Baylis Medical products are marketed in over 65 countries. Our goal is to conceive, develop, manufacture, and sell state-of-the-art medical products that will improve the lives of people around the world. To assist us in realizing our goal, Baylis Medical adheres to four main guiding principles: Technological Leadership, Employee Development, Customer Service and Corporate Social Responsibility.

The Process Engineering Manager will manage the process engineering department staff and projects. The candidate will be accountable for the planning and completion of process development projects, including the design and development of manufacturing processes, documentation, and equipment to successfully implement new and changed products into manufacturing

• Setting the vision, goals and objectives of the department.
• Delivering production processes that are appropriate for the manufacturing environment, and that meet manufacturing objectives.
• Assigning, reviewing and evaluating process engineering project work.
• Making decisions concerning selection, training, rating, discipline and remuneration of staff.
• Developing and managing staff through training, assignments and coaching.
• Developing and implementing process development procedures that are compliant to FDA, ISO, GMP and all other applicable agency regulations and standards.
• Identifying and assigning projects for continual improvement and expanded capabilities.
• Complying with the Health & Safety policies of the company and informing Management of unsafe working conditions.
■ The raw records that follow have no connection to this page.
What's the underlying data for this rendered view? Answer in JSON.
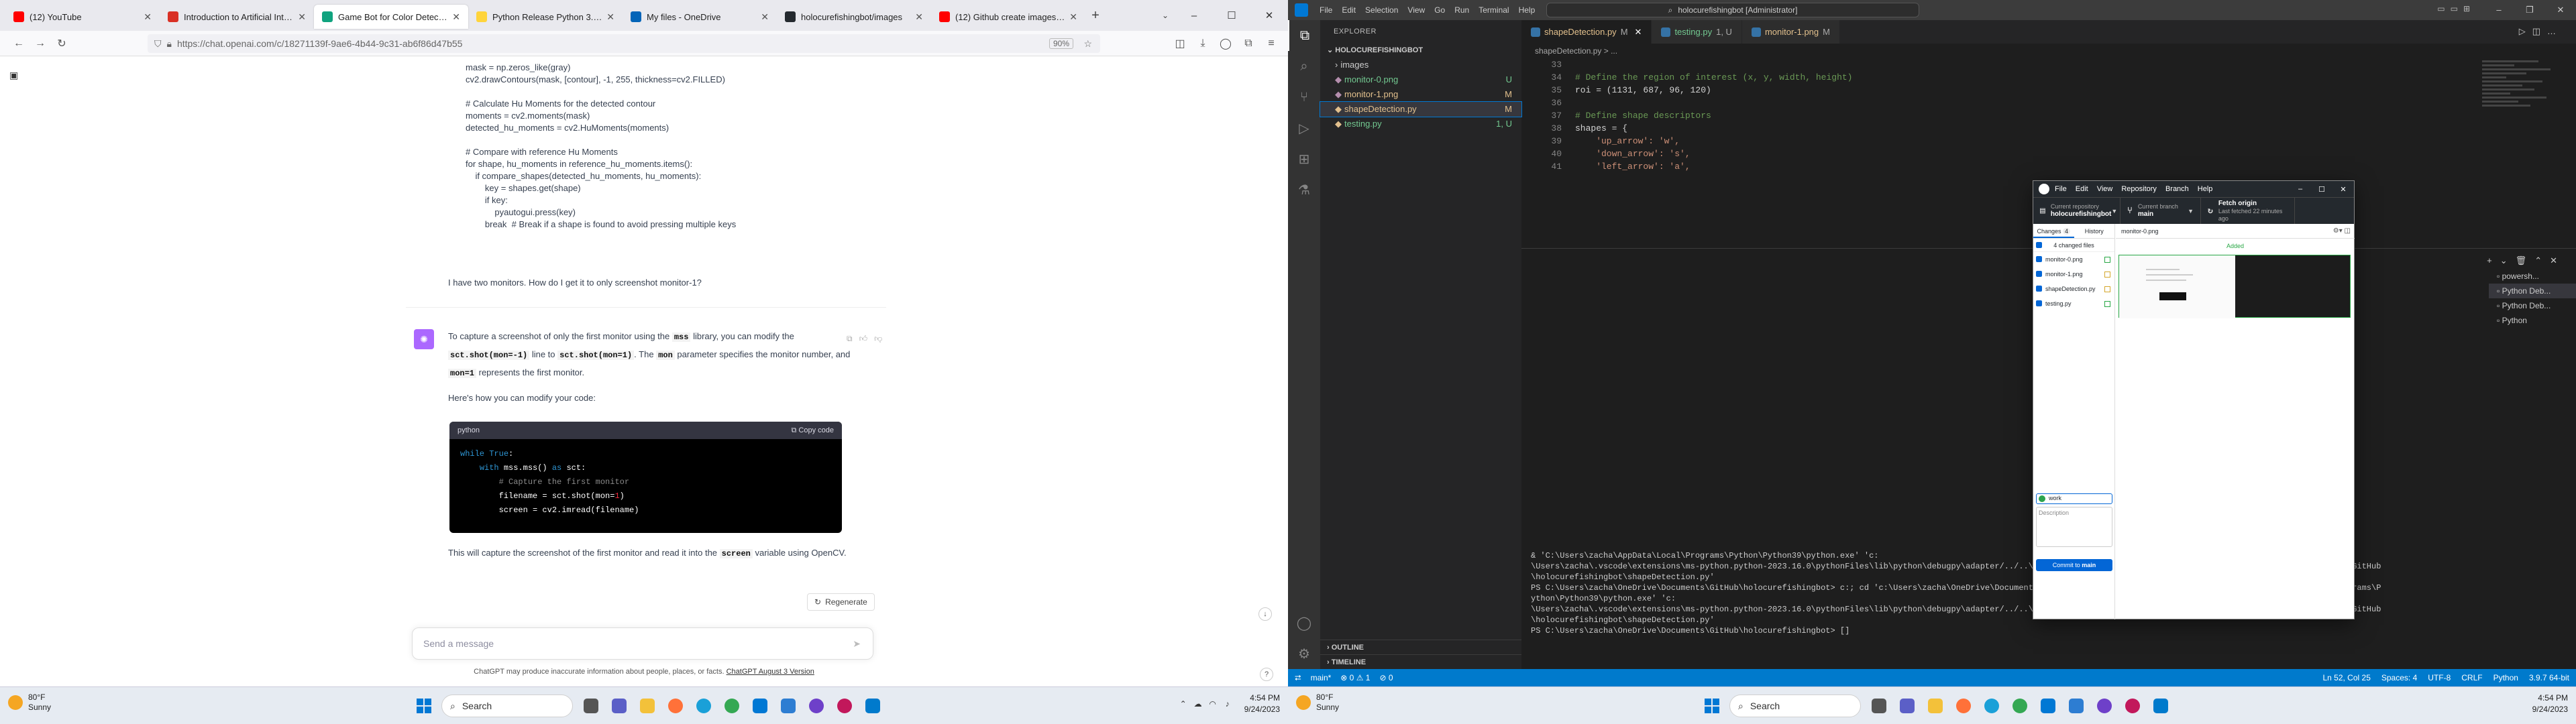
{
  "browser": {
    "tabs": [
      {
        "label": "(12) YouTube",
        "color": "#ff0000"
      },
      {
        "label": "Introduction to Artificial Intellig",
        "color": "#d93025"
      },
      {
        "label": "Game Bot for Color Detection",
        "color": "#10a37f",
        "active": true
      },
      {
        "label": "Python Release Python 3.11.5",
        "color": "#ffd43b"
      },
      {
        "label": "My files - OneDrive",
        "color": "#0364b8"
      },
      {
        "label": "holocurefishingbot/images",
        "color": "#24292e"
      },
      {
        "label": "(12) Github create images fold",
        "color": "#ff0000"
      }
    ],
    "url": "https://chat.openai.com/c/18271139f-9ae6-4b44-9c31-ab6f86d47b55",
    "zoom": "90%"
  },
  "chat": {
    "code_preview": [
      "mask = np.zeros_like(gray)",
      "cv2.drawContours(mask, [contour], -1, 255, thickness=cv2.FILLED)",
      "",
      "# Calculate Hu Moments for the detected contour",
      "moments = cv2.moments(mask)",
      "detected_hu_moments = cv2.HuMoments(moments)",
      "",
      "# Compare with reference Hu Moments",
      "for shape, hu_moments in reference_hu_moments.items():",
      "    if compare_shapes(detected_hu_moments, hu_moments):",
      "        key = shapes.get(shape)",
      "        if key:",
      "            pyautogui.press(key)",
      "        break  # Break if a shape is found to avoid pressing multiple keys"
    ],
    "user_question": "I have two monitors. How do I get it to only screenshot monitor-1?",
    "answer_p1_a": "To capture a screenshot of only the first monitor using the ",
    "answer_mss": "mss",
    "answer_p1_b": " library, you can modify the ",
    "answer_code1": "sct.shot(mon=-1)",
    "answer_p1_c": " line to ",
    "answer_code2": "sct.shot(mon=1)",
    "answer_p1_d": ". The ",
    "answer_code3": "mon",
    "answer_p1_e": " parameter specifies the monitor number, and ",
    "answer_code4": "mon=1",
    "answer_p1_f": " represents the first monitor.",
    "answer_p2": "Here's how you can modify your code:",
    "code_lang": "python",
    "copy_label": "Copy code",
    "answer_p3_a": "This will capture the screenshot of the first monitor and read it into the ",
    "answer_code5": "screen",
    "answer_p3_b": " variable using OpenCV.",
    "regenerate_label": "Regenerate",
    "send_placeholder": "Send a message",
    "disclaimer_a": "ChatGPT may produce inaccurate information about people, places, or facts. ",
    "disclaimer_link": "ChatGPT August 3 Version"
  },
  "taskbar": {
    "temp": "80°F",
    "weather": "Sunny",
    "search": "Search",
    "time": "4:54 PM",
    "date": "9/24/2023"
  },
  "vscode": {
    "menu": [
      "File",
      "Edit",
      "Selection",
      "View",
      "Go",
      "Run",
      "Terminal",
      "Help"
    ],
    "command_center": "holocurefishingbot [Administrator]",
    "explorer_title": "EXPLORER",
    "root_folder": "HOLOCUREFISHINGBOT",
    "files": [
      {
        "name": "images",
        "status": ""
      },
      {
        "name": "monitor-0.png",
        "status": "U"
      },
      {
        "name": "monitor-1.png",
        "status": "M"
      },
      {
        "name": "shapeDetection.py",
        "status": "M"
      },
      {
        "name": "testing.py",
        "status": "1, U"
      }
    ],
    "outline_label": "OUTLINE",
    "timeline_label": "TIMELINE",
    "tabs": [
      {
        "label": "shapeDetection.py",
        "suffix": "M"
      },
      {
        "label": "testing.py",
        "suffix": "1, U"
      },
      {
        "label": "monitor-1.png",
        "suffix": "M"
      }
    ],
    "breadcrumb": "shapeDetection.py > ...",
    "code_lines": [
      {
        "n": "33",
        "t": "",
        "c": ""
      },
      {
        "n": "34",
        "t": "# Define the region of interest (x, y, width, height)",
        "c": "ccm"
      },
      {
        "n": "35",
        "t": "roi = (1131, 687, 96, 120)",
        "c": ""
      },
      {
        "n": "36",
        "t": "",
        "c": ""
      },
      {
        "n": "37",
        "t": "# Define shape descriptors",
        "c": "ccm"
      },
      {
        "n": "38",
        "t": "shapes = {",
        "c": ""
      },
      {
        "n": "39",
        "t": "    'up_arrow': 'w',",
        "c": "cstr"
      },
      {
        "n": "40",
        "t": "    'down_arrow': 's',",
        "c": "cstr"
      },
      {
        "n": "41",
        "t": "    'left_arrow': 'a',",
        "c": "cstr"
      }
    ],
    "terminal_lines": [
      "& 'C:\\Users\\zacha\\AppData\\Local\\Programs\\Python\\Python39\\python.exe' 'c:",
      "\\Users\\zacha\\.vscode\\extensions\\ms-python.python-2023.16.0\\pythonFiles\\lib\\python\\debugpy\\adapter/../..\\debugpy\\launcher' '61185' '--' 'C:\\Users\\zacha\\OneDrive\\Documents\\GitHub\\holocurefishingbot\\shapeDetection.py'",
      "PS C:\\Users\\zacha\\OneDrive\\Documents\\GitHub\\holocurefishingbot> c:; cd 'c:\\Users\\zacha\\OneDrive\\Documents\\GitHub\\holocurefishingbot'; & 'C:\\Users\\zacha\\AppData\\Local\\Programs\\Python\\Python39\\python.exe' 'c:",
      "\\Users\\zacha\\.vscode\\extensions\\ms-python.python-2023.16.0\\pythonFiles\\lib\\python\\debugpy\\adapter/../..\\debugpy\\launcher' '61185' '--' 'C:\\Users\\zacha\\OneDrive\\Documents\\GitHub\\holocurefishingbot\\shapeDetection.py'",
      "PS C:\\Users\\zacha\\OneDrive\\Documents\\GitHub\\holocurefishingbot> []"
    ],
    "terminal_tabs": [
      "powersh...",
      "Python Deb...",
      "Python Deb...",
      "Python"
    ],
    "status_left": [
      "main*",
      "⊗ 0 ⚠ 1",
      "⊘ 0"
    ],
    "status_right": [
      "Ln 52, Col 25",
      "Spaces: 4",
      "UTF-8",
      "CRLF",
      "Python",
      "3.9.7 64-bit"
    ]
  },
  "github_desktop": {
    "menu": [
      "File",
      "Edit",
      "View",
      "Repository",
      "Branch",
      "Help"
    ],
    "repo_label": "Current repository",
    "repo": "holocurefishingbot",
    "branch_label": "Current branch",
    "branch": "main",
    "fetch_label": "Fetch origin",
    "fetch_sub": "Last fetched 22 minutes ago",
    "tab_changes": "Changes",
    "changes_count": "4",
    "tab_history": "History",
    "changed_files_label": "4 changed files",
    "files": [
      {
        "name": "monitor-0.png",
        "kind": "add"
      },
      {
        "name": "monitor-1.png",
        "kind": "mod"
      },
      {
        "name": "shapeDetection.py",
        "kind": "mod"
      },
      {
        "name": "testing.py",
        "kind": "add"
      }
    ],
    "diff_file": "monitor-0.png",
    "added_label": "Added",
    "summary": "work",
    "description_placeholder": "Description",
    "commit_prefix": "Commit to ",
    "commit_branch": "main"
  },
  "taskbar2": {
    "temp": "80°F",
    "weather": "Sunny",
    "search": "Search",
    "time": "4:54 PM",
    "date": "9/24/2023"
  }
}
• Bachelor's Degree in Engineering or related field of science.
• Minimum of 5 years of experience in Process Development & Engineering. Experience in the Medical Device, Pharmaceutical or Biotechnology industry is preferred.
• Minimum of 2 years of experience in personnel management and development.
• Thorough knowledge of medical device ISO quality systems and validation principles for manufacturing processes.
• Experience in design for manufacturing, process design, pFMEA, process validation and project management.
• Experience with statistical techniques (e.g., DOE, SPC, Six Sigma problem solving).
• Working knowledge of Lean & Six Sigma methodologies.
• Strong leadership, communication, and influencing skills in order to work effectively across organizational boundaries and influence decision-makers across multiple sites/regions/levels.